= Australian Company Number =

Unique identifier for companies registered in Australia

An Australian Company Number (usually shortened to ACN) is a unique identifier required by every company registered under Australia’s Corporations Act 2001 (Cth). The ACN is a nine-digit number issued by the Australian Securities & Investments Commission (ASIC) to every Australian company. The number is usually printed in three groups of three digits, and preceded by the letters ACN must be quoted on all correspondence and invoices issued by the company.

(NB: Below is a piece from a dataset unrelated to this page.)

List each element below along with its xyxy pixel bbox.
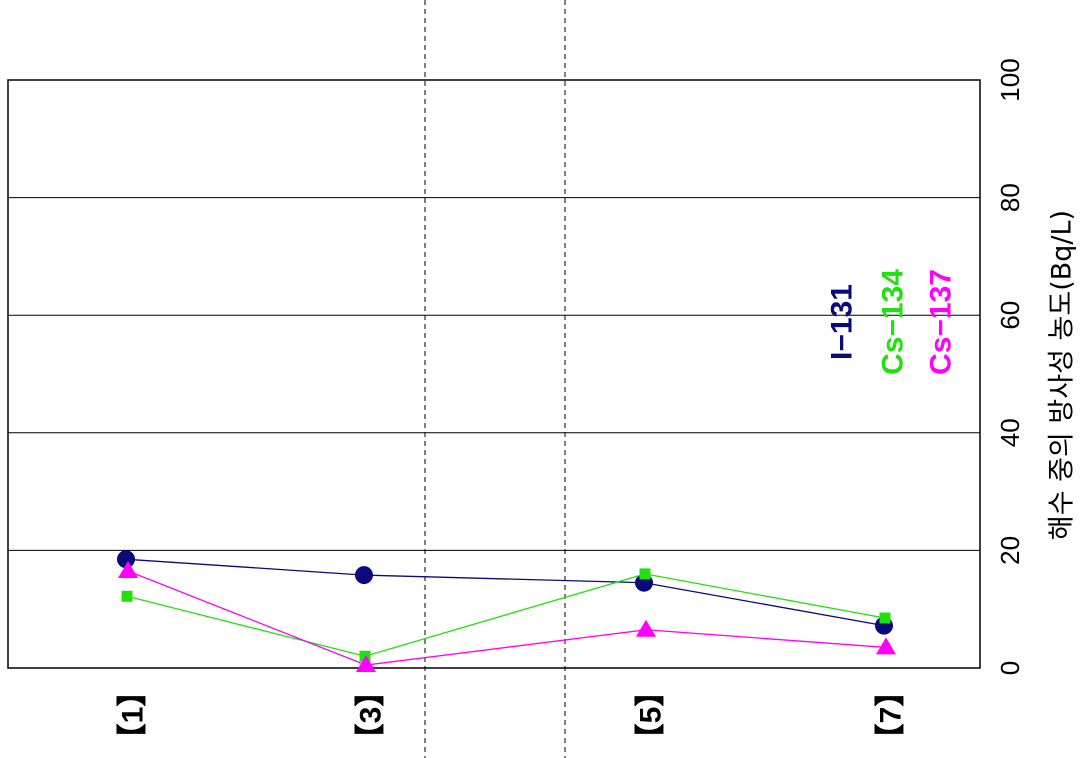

A company may also be required to have a Tax File Number (TFN) and an Australian Business Number (ABN). If a company has an ABN, it may use the ABN in place of the ACN on documents, preceded by the letters ABN. A similar nine-digit Australian Registered Body Number (ARBN) is used for non-company entities such as registerable Australian bodies, and for foreign companies.

== History ==
The Australian Company Number (ACN) was adopted in Australia on 1 July 2000, as one of the complementary measures when the Goods and Services Tax (GST) was introduced. All companies registered at the time were issued with an ACN by ASIC. On registration of a company under Australia's Corporations Act 2001, it is issued with an ACN.

Companies are required to display their ACN on the common seal (if any) and every other seal of the company (if any); every public document issued, signed or published by, or on behalf of, the company; every eligible negotiable instrument issued, signed or published by, or on behalf of, the company; and all documents required to be lodged with ASIC.

An ACN is not required on (at least): packaging and labelling, including envelopes and transport documents; advertisements which do not make a specific offer which is capable of being accepted (such as advertisements which only promote the company and its goods or services in general); credit cards and credit card vouchers; machine-generated receipts, including cash-register receipts; business cards and 'with compliments' slips; and items which are not documents (e.g., vehicles, television advertisements).

A company's ACN does not change even if the company changes its name or is deregistered.

== Relationship to ABN ==
Other measures introduced with the introduction of the GST included the Australian Business Number (ABN), removal of wholesale sales tax exemptions and changes to the FBT and changes to the treatment of trusts and charities.
The last nine digits of a company's ABN usually comprises its ACN. The ABN is required when a person, trust or company is registered with the Australian Business Register (ABR) and conducts a business. The ABN facilitates and streamlines many Australian business-to-government and government-to-business processes, such as Australian Tax Office transactions involving the collection and remittance of GST.

If a company has an ABN, it may use the ABN in place of the ACN on documents, preceded by the letters ABN.

== Examples ==
- ACN 000 000 019, 007 249 989, 005 749 986
- ABN 53 004 085 616

== Format of ACNs and ABNs ==
The ACN consists of nine digits and is generated using an algorithm with the last digit being a check digit allowing the number to be verified.

In the case of the algorithm for the ABN, the ABN consists of 11 digits, the first two of which are check digits.) The last 9 digits of an ABN do not always comply with the ASIC ACN algorithm, for example, the ABN of the Australian Taxation Office is 51 824 753 556.

== Purpose of unique identifiers ==
Prior to the introduction of the nine-digit ACN, filings with ASIC were based on the company name, which might vary from one to 80 characters. This was found to be an inefficient system, which lead to problems, particularly if two company names differed in one of the middle letters, for example: Strudle Pty Ltd and Stradle Pty Ltd.

Unique identifiers, like the ACN, were introduced to reduce fraud and mistakes by clearly differentiating companies and subsidiaries having similar names, since companies with similar names will tend to have different ACNs.

If a company changes its name for any reason, including a phoenix company, the ACN remains the same.